I sit for about an hour and a half in that bathroom. The electric buzz lights above me slowly crescendo into one deafening rumble.
Carrie and Monty flit in and out of my mind and every time they do I clench my fists a little harder.
Why do they get to know who they are?
Why don’t I?
I silently pray and pray to a god I don’t believe in that he might let me cry; that he might let the storm break over that beach.
I close my eyes and tilt my head upward.
Just a little bit.
Just for a while.
I open my eyes again.
No one is up there.
Just the same dirty ceiling tiles.
Everything waits. Everything keeps on waiting and waiting and waiting, all for me, all for me to do something. I don’t know what to do. I wish the world would just keep moving on without me. But it doesn’t
Everything waits.
All for me.
I feel my heart begin to race.
My breathing becomes short and choppy
oh god-
FINALE
Two years later, cool, bright water floods me. I am floating naked, face up in a crisp, sharp ocean.

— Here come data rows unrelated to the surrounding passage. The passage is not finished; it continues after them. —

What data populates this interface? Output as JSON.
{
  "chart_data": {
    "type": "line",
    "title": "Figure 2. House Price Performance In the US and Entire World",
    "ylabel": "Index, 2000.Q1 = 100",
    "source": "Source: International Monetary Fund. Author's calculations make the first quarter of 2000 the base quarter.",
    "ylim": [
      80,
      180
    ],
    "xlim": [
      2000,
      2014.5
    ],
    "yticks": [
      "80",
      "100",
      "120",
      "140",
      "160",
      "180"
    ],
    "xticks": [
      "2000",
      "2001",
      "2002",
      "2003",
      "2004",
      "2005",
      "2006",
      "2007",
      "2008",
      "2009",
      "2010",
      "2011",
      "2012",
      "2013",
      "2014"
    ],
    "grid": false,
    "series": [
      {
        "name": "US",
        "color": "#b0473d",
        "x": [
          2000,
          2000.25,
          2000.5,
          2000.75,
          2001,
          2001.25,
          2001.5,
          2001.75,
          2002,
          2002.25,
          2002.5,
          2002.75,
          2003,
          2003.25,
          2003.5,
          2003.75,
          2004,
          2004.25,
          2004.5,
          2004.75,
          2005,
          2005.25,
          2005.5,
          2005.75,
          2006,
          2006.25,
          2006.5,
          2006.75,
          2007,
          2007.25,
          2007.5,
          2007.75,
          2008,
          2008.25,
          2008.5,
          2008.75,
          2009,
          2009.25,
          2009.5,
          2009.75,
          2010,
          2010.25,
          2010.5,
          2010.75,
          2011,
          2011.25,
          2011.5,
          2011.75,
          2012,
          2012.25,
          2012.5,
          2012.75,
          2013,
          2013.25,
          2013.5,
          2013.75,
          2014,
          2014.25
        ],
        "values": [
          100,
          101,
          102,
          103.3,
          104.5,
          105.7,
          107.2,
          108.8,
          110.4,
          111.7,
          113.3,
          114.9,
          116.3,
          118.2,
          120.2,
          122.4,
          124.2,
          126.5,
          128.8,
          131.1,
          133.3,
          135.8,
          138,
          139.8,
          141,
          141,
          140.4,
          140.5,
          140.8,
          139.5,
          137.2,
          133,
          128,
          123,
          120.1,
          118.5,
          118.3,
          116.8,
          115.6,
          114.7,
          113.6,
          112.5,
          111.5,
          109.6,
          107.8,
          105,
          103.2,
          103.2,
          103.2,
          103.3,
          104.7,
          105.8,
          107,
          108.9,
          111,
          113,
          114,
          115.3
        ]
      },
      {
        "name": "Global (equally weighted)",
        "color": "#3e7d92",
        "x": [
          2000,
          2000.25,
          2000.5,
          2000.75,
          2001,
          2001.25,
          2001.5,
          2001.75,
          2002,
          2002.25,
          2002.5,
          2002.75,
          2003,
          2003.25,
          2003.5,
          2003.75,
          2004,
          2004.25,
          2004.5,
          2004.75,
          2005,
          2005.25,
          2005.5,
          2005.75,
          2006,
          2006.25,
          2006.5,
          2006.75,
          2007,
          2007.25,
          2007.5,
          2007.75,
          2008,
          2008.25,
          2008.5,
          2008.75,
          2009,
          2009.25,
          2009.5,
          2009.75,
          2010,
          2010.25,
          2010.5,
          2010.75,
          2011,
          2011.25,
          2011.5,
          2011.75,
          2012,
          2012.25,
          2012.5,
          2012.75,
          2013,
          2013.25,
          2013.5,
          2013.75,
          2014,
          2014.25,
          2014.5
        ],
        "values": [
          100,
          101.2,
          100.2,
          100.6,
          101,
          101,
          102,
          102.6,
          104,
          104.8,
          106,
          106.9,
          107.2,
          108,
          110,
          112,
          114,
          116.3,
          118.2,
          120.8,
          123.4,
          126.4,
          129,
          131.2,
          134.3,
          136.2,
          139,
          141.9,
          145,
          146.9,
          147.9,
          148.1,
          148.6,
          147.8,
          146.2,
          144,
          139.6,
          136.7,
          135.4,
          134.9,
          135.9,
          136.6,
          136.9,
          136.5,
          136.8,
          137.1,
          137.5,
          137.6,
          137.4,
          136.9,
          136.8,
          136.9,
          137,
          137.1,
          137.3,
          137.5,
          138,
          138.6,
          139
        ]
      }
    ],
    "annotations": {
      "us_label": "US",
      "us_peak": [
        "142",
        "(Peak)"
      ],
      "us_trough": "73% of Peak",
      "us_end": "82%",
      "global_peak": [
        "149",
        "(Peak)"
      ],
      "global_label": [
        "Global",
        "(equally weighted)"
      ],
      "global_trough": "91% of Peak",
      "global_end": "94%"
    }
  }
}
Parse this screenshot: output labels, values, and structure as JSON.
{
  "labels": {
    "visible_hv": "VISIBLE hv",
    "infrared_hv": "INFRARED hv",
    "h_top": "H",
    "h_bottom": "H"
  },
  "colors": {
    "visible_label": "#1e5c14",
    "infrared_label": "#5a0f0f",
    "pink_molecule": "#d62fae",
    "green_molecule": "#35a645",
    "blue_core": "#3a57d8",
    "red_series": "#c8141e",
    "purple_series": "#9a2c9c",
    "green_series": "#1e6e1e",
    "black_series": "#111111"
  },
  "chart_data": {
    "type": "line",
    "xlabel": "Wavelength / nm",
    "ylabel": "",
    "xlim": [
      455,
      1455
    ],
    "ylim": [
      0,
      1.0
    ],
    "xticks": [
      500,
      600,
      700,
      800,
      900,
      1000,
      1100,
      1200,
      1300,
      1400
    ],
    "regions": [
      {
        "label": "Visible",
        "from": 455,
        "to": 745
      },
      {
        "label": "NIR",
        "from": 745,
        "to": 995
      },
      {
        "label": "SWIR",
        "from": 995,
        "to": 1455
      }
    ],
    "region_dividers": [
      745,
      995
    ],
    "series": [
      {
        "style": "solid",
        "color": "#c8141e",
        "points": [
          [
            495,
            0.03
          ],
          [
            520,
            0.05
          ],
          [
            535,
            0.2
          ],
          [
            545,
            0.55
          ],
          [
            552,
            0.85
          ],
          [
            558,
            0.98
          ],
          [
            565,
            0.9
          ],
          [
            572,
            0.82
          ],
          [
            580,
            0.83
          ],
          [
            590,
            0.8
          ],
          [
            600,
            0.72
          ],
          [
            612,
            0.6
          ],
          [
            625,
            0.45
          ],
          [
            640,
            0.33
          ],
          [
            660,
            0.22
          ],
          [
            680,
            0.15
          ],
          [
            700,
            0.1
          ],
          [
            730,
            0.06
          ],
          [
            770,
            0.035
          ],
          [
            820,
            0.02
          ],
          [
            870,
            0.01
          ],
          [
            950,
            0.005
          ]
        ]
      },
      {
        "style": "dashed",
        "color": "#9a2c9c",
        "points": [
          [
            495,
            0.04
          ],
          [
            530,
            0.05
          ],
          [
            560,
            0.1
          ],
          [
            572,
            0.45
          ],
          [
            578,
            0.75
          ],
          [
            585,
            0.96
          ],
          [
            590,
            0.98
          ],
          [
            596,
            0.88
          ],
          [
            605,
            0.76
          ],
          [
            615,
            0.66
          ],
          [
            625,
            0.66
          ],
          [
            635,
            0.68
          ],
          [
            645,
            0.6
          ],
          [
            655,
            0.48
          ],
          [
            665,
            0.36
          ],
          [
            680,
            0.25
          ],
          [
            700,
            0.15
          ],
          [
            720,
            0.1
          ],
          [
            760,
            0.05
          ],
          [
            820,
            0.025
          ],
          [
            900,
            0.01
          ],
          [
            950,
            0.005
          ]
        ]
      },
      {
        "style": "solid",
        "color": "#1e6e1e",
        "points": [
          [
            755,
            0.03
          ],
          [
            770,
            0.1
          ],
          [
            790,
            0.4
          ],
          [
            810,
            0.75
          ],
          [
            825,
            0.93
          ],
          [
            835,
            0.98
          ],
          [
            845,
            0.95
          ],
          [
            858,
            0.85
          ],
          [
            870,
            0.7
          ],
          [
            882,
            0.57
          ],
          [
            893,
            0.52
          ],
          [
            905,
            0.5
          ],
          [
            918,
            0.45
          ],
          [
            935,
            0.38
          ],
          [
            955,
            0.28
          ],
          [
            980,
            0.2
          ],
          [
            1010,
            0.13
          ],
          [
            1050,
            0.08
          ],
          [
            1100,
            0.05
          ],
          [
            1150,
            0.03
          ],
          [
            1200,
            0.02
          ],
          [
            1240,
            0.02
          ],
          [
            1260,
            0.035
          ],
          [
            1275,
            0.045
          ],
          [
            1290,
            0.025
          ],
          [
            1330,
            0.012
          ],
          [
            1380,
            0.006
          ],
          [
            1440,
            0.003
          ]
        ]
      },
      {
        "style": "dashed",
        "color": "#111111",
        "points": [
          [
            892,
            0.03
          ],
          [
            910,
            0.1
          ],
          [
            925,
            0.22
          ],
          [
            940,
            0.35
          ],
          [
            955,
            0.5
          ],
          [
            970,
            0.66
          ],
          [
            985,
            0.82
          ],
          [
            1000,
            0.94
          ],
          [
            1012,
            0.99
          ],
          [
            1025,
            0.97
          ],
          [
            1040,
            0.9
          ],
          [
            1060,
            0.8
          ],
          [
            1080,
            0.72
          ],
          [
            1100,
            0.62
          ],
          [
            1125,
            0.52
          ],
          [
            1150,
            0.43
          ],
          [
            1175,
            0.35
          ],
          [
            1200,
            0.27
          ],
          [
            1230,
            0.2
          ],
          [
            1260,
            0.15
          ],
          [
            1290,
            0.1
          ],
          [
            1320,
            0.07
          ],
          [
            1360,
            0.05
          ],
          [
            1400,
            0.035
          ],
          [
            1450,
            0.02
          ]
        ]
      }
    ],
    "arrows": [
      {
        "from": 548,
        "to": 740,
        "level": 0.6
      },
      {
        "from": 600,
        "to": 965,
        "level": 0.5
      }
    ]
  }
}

Gently, I turn over and begin to rise. Nothing is in my mind. Nothing clouds my vision, and for the first time, I am not weighed down with events past but lifted with hope and possibility.
My head breaks through the water.
Everything around me is an impossibly vibrant shade of grey.
Rain shoots down from the heavens, and thunder sings.
Nothing waits for anything; it all simply is.
I take the deepest breath of my life.